After docking at Greenwich Holmes and Watson went to Baker Street, and the detective retired to his rooms with some syringes and his violin, and soon a sound like nails being dragged down a blackboard by a hysterical cat was heard in the house. The next morning at breakfast, a bleary-eyed Holmes staggered into the breakfast room.

'Any joy with the case?', Dr Watson asked him, and after eating a slice of toast and marmalade he replied 'Yes, Watson, we must go to the U2 concert hall, and there I shall unmask the culprit', and soon they were confronting that hall's manager, Sir Allbad McSwindles.

'Sir Allbad, it was you who arranged for Dixon's death, was it not? You had lost a multi-million pound lawsuit against the singer, and claimed he had reneged on a single concert deal featuring all of his family members. I put it to you, sir, that you killed Michael Dixon in revenge and to save millions, and that you have stolen millions more from rival concert promoters ABC Ltd, from their sales of concert tickets you were managing.'

'And that you secretly made a gramophone recording of Dixon's rehearsals, to be exclusively released after the singer's death.' 'Blast you, Sherlock Holmes!', cried the manager, and ran for the door out of his office, but Holmes and Watson beat him to it, and the thriller being enacted was out of their lives.

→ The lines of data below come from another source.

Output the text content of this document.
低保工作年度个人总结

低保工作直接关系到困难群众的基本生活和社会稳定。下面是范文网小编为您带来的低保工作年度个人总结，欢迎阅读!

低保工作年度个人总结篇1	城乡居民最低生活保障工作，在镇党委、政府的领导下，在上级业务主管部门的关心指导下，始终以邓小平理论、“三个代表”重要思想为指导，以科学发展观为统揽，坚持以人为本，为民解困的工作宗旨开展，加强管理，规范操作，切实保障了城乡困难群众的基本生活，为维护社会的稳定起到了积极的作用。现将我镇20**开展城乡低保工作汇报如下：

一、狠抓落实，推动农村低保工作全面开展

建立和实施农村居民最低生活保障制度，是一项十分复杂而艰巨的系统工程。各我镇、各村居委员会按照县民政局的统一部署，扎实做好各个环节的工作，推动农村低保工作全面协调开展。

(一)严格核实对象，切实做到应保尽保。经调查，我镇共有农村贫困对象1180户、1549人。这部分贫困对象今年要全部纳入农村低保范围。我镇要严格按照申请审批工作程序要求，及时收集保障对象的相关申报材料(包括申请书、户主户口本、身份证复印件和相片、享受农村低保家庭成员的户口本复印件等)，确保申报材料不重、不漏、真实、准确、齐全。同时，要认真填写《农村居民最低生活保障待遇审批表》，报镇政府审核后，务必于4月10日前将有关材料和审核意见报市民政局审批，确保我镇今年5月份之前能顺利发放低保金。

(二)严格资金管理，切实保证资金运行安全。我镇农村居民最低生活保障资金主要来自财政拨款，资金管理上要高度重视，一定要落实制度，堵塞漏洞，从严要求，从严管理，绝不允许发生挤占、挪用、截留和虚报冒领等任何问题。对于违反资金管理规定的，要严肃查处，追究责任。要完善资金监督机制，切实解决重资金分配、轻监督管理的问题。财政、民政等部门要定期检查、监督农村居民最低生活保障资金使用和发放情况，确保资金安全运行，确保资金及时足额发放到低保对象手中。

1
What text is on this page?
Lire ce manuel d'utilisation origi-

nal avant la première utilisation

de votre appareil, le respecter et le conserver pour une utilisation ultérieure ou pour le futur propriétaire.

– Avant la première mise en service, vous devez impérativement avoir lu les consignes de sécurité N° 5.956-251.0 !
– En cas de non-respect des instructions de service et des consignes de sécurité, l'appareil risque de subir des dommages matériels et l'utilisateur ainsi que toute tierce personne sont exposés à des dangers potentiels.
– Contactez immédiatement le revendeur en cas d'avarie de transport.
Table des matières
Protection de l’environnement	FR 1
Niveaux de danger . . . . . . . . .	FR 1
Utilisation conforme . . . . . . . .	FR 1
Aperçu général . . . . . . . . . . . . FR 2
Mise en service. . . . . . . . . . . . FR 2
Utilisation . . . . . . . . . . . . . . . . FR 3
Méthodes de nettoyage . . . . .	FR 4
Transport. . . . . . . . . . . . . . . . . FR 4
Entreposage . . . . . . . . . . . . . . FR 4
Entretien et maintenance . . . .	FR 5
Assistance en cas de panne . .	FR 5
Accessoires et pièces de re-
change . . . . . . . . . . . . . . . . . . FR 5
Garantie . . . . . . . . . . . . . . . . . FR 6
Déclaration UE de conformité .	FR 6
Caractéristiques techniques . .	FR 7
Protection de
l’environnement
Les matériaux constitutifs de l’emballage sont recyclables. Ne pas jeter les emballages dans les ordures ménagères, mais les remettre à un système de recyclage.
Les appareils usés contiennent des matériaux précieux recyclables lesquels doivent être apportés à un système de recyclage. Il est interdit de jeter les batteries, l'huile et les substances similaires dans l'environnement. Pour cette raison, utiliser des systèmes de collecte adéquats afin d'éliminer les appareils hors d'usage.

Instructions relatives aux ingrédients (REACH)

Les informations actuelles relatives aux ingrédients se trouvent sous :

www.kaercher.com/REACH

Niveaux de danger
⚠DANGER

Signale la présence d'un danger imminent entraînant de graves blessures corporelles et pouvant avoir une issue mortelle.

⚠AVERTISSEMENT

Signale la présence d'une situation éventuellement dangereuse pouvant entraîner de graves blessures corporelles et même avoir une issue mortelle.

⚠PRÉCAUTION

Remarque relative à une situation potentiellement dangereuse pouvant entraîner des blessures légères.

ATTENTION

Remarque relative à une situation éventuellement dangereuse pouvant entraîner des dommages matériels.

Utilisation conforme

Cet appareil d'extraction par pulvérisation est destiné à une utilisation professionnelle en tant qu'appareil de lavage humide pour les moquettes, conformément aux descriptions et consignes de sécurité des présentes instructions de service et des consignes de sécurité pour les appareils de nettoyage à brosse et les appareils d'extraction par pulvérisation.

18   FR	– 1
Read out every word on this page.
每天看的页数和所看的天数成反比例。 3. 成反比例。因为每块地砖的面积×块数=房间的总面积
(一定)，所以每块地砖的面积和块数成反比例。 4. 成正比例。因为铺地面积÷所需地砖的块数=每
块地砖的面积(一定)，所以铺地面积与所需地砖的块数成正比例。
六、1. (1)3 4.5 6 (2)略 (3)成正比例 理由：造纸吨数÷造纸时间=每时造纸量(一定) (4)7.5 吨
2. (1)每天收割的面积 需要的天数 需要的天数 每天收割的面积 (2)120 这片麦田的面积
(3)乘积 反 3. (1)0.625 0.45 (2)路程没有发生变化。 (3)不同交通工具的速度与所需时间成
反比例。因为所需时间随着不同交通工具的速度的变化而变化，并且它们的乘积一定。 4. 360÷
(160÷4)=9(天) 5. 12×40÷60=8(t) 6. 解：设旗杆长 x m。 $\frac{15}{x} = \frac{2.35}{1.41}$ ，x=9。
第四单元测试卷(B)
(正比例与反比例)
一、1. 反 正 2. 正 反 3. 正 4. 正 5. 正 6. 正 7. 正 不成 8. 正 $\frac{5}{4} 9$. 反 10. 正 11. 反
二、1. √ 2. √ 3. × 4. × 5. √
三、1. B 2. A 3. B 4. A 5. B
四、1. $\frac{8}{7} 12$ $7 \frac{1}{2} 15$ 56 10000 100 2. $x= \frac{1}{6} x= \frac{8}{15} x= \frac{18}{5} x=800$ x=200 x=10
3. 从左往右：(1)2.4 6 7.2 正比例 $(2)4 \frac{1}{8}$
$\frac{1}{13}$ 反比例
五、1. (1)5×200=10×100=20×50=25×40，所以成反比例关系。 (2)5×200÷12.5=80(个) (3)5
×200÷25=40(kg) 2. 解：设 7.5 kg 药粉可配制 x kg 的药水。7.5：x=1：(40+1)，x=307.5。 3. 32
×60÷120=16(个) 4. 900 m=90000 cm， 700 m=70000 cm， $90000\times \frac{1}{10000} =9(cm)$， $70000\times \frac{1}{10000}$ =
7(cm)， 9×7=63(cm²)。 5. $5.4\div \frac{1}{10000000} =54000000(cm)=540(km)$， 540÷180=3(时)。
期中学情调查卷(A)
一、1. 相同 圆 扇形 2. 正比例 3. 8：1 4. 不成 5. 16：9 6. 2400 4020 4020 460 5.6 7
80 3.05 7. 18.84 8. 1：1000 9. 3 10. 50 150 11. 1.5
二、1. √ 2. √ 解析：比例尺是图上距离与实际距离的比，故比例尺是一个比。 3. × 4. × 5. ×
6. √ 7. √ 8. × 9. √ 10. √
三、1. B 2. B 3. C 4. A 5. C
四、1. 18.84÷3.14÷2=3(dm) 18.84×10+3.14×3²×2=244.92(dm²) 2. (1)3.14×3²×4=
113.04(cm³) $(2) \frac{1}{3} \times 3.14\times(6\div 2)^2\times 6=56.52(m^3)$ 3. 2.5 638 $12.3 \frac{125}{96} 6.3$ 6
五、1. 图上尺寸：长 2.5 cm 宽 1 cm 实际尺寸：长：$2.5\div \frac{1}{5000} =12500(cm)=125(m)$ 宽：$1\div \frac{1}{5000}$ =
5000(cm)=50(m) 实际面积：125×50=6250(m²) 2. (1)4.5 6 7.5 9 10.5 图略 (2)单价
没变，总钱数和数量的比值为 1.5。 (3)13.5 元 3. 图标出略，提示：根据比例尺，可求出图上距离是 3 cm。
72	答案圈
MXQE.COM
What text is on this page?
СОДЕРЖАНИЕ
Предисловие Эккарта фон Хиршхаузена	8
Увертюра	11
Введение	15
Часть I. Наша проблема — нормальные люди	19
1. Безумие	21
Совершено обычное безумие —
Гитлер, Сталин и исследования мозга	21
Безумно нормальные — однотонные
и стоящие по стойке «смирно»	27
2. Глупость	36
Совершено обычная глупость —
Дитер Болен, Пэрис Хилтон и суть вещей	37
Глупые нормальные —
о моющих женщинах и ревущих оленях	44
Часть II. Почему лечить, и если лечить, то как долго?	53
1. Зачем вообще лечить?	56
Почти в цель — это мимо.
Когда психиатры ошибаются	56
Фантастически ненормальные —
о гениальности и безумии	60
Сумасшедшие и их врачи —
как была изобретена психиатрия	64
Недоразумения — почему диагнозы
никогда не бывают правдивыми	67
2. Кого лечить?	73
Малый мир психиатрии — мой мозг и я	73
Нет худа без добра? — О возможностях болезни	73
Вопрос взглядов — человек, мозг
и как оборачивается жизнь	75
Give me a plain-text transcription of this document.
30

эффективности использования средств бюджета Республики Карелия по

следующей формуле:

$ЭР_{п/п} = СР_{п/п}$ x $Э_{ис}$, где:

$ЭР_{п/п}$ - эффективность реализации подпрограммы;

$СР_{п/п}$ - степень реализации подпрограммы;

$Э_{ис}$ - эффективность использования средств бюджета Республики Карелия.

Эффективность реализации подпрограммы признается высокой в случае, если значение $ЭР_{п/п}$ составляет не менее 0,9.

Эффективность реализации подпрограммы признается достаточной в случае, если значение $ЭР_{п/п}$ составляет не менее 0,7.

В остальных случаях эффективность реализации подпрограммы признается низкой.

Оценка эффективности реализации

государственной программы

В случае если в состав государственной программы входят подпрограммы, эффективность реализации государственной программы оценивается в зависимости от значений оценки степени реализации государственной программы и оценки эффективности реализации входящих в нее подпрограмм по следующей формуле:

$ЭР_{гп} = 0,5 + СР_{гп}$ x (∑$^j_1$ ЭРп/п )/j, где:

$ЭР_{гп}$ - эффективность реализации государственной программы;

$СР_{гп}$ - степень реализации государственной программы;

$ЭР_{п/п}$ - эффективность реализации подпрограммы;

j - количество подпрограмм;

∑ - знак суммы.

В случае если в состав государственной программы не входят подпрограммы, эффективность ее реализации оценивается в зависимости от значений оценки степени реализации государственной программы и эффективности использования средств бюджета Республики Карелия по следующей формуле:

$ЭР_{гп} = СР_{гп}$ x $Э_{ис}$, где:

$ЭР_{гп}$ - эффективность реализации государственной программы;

Pausing merely to cosh McSwindles with his Algerian teak knobkerrie and then 'phone Scotland Yard, Sherlock Holmes patiently waited with Dr Watson for the eight hours it always takes the Metropolitan Police to arrive at anywhere a crime has been committed.

'Well, Holmes', the doctor said, 'solving this case has certainly been one of your finest efforts. Now you can go back to your retirement once more.' 'Yes, Watson, now that McSwindles will be tried and hanged for murdering Michael Dixon, I can once more devote my time to playing my violin and taking almost suicidal amounts of cocaine.'

And the two sat around twiddling their thumbs, then picked up books to read from Allbad McSwindles' book shelves. Sherlock Holmes chose 'It's Staring You In The Face', by Samuel L. Jackson, and Dr Watson took a copy of 'Money Moonwalks', by Neil Armakhan.

The funny story above is a satire or parody. It is entirely fictitious.